O pai e o tio de Mortimer observavam com desânimo do alto de um muro de pedra.
— O que eu num entendo — disse o pai, Lezek — é que os pássaros nem voam. Eu voaria se visse aquilo correndo na minha direção.
— Ah. O corpo humano é um negócio maravilhoso. Quer dizer, as pernas dele vão pra todos os lados, mas a velocidade varia bastante.
Mortimer alcançou o fim de um rego. Um pombo gordo desviou lentamente do caminho.
— O coração dele tá no lugar — defendeu Lezek, com cautela.
— Ah, claro. É o resto que num tá.
— É organizado. Não come muito — continuou Lezek.
— Não. Dá pra ver.
Lezek olhou de soslaio para o irmão, que fitava o céu.
— Hamesh, ouvi dizer que tem uma vaga lá na fazenda — disse ele.
— Hum. Peguei um aprendiz.
— Ah — soltou Lezek, com tristeza. — Quando foi isso?
— Ontem — respondeu o irmão, mentindo com a rapidez de uma cascavel. — Tudo acertado. Desculpe. Olha, eu não tenho nada contra o pequeno Mort, entende? Ele é um menino excelente, só que...

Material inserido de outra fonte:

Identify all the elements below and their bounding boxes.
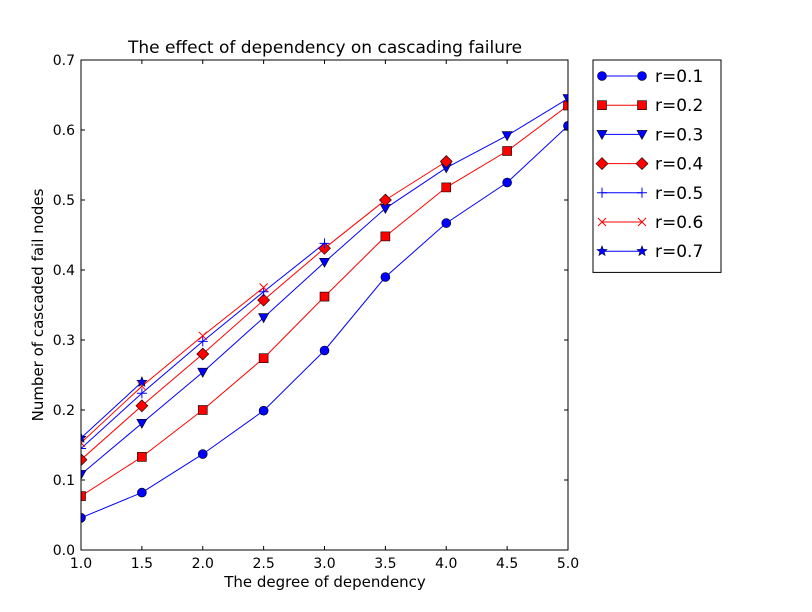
data-point-7-1 [81, 431, 87, 444]
x-axis-label: The degree of dependency [223, 573, 426, 591]
x-tick-label: 2.5 [252, 556, 274, 572]
legend-marker-end [636, 130, 648, 141]
legend-label: r=0.3 [655, 125, 703, 145]
data-point-2-2 [137, 452, 147, 462]
data-point-2-1 [81, 491, 86, 501]
data-point-6-4 [259, 283, 268, 292]
legend-marker-end [636, 244, 648, 257]
data-point-3-2 [136, 418, 148, 429]
data-point-3-1 [81, 470, 87, 481]
data-point-2-3 [197, 405, 208, 415]
data-point-3-9 [562, 94, 568, 105]
data-point-6-3 [198, 331, 208, 341]
data-point-1-5 [319, 345, 330, 356]
data-point-4-7 [439, 155, 453, 168]
data-point-1-8 [502, 177, 512, 188]
y-axis-label: Number of cascaded fail nodes [29, 188, 47, 421]
data-point-1-9 [563, 121, 568, 131]
legend-entry-3: r=0.3 [596, 125, 703, 145]
legend-label: r=0.2 [655, 96, 703, 116]
data-point-2-7 [441, 182, 452, 193]
legend-marker-start [597, 187, 607, 198]
series-line-1 [81, 125, 568, 519]
data-point-4-3 [196, 347, 210, 361]
plot-area [81, 94, 568, 523]
data-point-4-2 [135, 399, 149, 413]
x-tick-label: 5.0 [557, 556, 579, 572]
legend-entry-7: r=0.7 [596, 242, 703, 262]
data-point-3-8 [501, 131, 513, 142]
legend-marker-start [597, 71, 607, 81]
legend-marker-start [597, 100, 607, 110]
series-group [81, 94, 568, 523]
data-point-2-4 [258, 353, 269, 364]
legend-label: r=0.1 [655, 67, 703, 87]
data-point-2-5 [319, 291, 330, 302]
data-point-3-5 [318, 257, 331, 268]
legend-marker-end [637, 187, 647, 198]
y-tick-label: 0.5 [53, 193, 75, 209]
data-point-7-2 [135, 375, 148, 388]
data-point-1-3 [197, 449, 208, 459]
legend-label: r=0.7 [655, 242, 703, 262]
data-point-4-1 [81, 453, 88, 467]
data-point-5-2 [136, 388, 147, 399]
y-tick-label: 0.3 [53, 333, 75, 349]
legend-marker-end [637, 71, 647, 81]
y-tick-label: 0.0 [53, 543, 75, 559]
legend-entry-6: r=0.6 [597, 213, 703, 233]
y-tick-label: 0.4 [53, 263, 75, 279]
legend: r=0.1 r=0.2 r=0.3 r=0.4 r=0.5 r=0.6 r=0.7 [592, 59, 722, 273]
plot-frame [80, 59, 569, 551]
legend-marker-start [597, 217, 607, 227]
data-point-5-1 [81, 443, 86, 454]
data-point-4-6 [378, 193, 392, 207]
legend-entry-4: r=0.4 [595, 155, 703, 175]
legend-marker-end [637, 217, 647, 227]
series-line-7 [81, 381, 143, 439]
x-tick-label: 1.0 [70, 556, 92, 572]
legend-marker-end [635, 157, 649, 171]
data-point-3-3 [197, 367, 209, 378]
data-point-5-5 [319, 238, 330, 249]
legend-marker-start [595, 157, 609, 171]
x-tick-label: 4.0 [435, 556, 457, 572]
data-point-5-4 [258, 286, 269, 297]
data-point-1-1 [81, 513, 86, 523]
x-tick-label: 2.0 [192, 556, 214, 572]
data-point-4-4 [257, 293, 271, 307]
y-tick-label: 0.7 [53, 53, 75, 69]
data-point-2-9 [563, 100, 568, 111]
legend-marker-start [596, 244, 608, 257]
axes: 1.0 1.5 2.0 2.5 3.0 3.5 4.0 4.5 5.0 0.0 0.1 0.2 0.3 0… [53, 53, 579, 572]
y-tick-label: 0.6 [53, 123, 75, 139]
legend-marker-start [596, 130, 608, 141]
chart-title: The effect of dependency on cascading fa… [127, 38, 522, 58]
legend-entry-5: r=0.5 [597, 184, 703, 204]
data-point-3-4 [258, 313, 270, 324]
data-point-1-7 [441, 218, 452, 228]
x-tick-label: 1.5 [131, 556, 153, 572]
legend-entry-1: r=0.1 [597, 67, 703, 87]
x-tick-label: 3.0 [313, 556, 335, 572]
legend-box [592, 59, 722, 273]
data-point-2-8 [502, 146, 512, 156]
data-point-5-3 [197, 336, 208, 347]
y-tick-label: 0.2 [53, 403, 75, 419]
series-line-3 [81, 98, 568, 475]
x-tick-label: 3.5 [374, 556, 396, 572]
legend-label: r=0.4 [655, 155, 703, 175]
data-point-1-6 [380, 272, 391, 282]
data-point-1-4 [258, 405, 269, 416]
legend-label: r=0.5 [655, 184, 703, 204]
legend-label: r=0.6 [655, 213, 703, 233]
y-tick-label: 0.1 [53, 473, 75, 489]
data-point-2-6 [380, 231, 391, 242]
legend-marker-end [637, 100, 647, 110]
x-tick-label: 4.5 [496, 556, 518, 572]
legend-entry-2: r=0.2 [597, 96, 703, 116]
data-point-1-2 [137, 487, 147, 498]
series-line-6 [81, 287, 264, 444]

— Eu sei, eu sei — cortou Lezek. — Num consegue achar o traseiro nem usando as duas mãos.
Os homens olharam o menino à distância. Ele havia caído. Alguns pombos tinham se aproximado para investigar.
— Ele não é burro — considerou Hamesh. — Não o que chamamos de burro.
— Tem tutano ali dentro — admitiu Lezek. — Às vezes ele começa a pensar tanto que a gente precisa bater na cabeça dele para conseguir chamar sua atenção. A avó ensinou a ler. Acho que superaqueceu a cabeça.
Mortimer havia se levantado e tropeçou na roupa.
— Cê precisa dar um ofício ao menino — sugeriu Hamesh, pensativo. — Talvez o sacerdócio. Ou a profissão de mago. Lêem muito, os magos.
Os irmãos se entreolharam. Em ambas as mentes se insinuou uma vaga idéia do que Mortimer seria capaz de fazer se pusesse as bem-intencionadas mãos num livro de magia.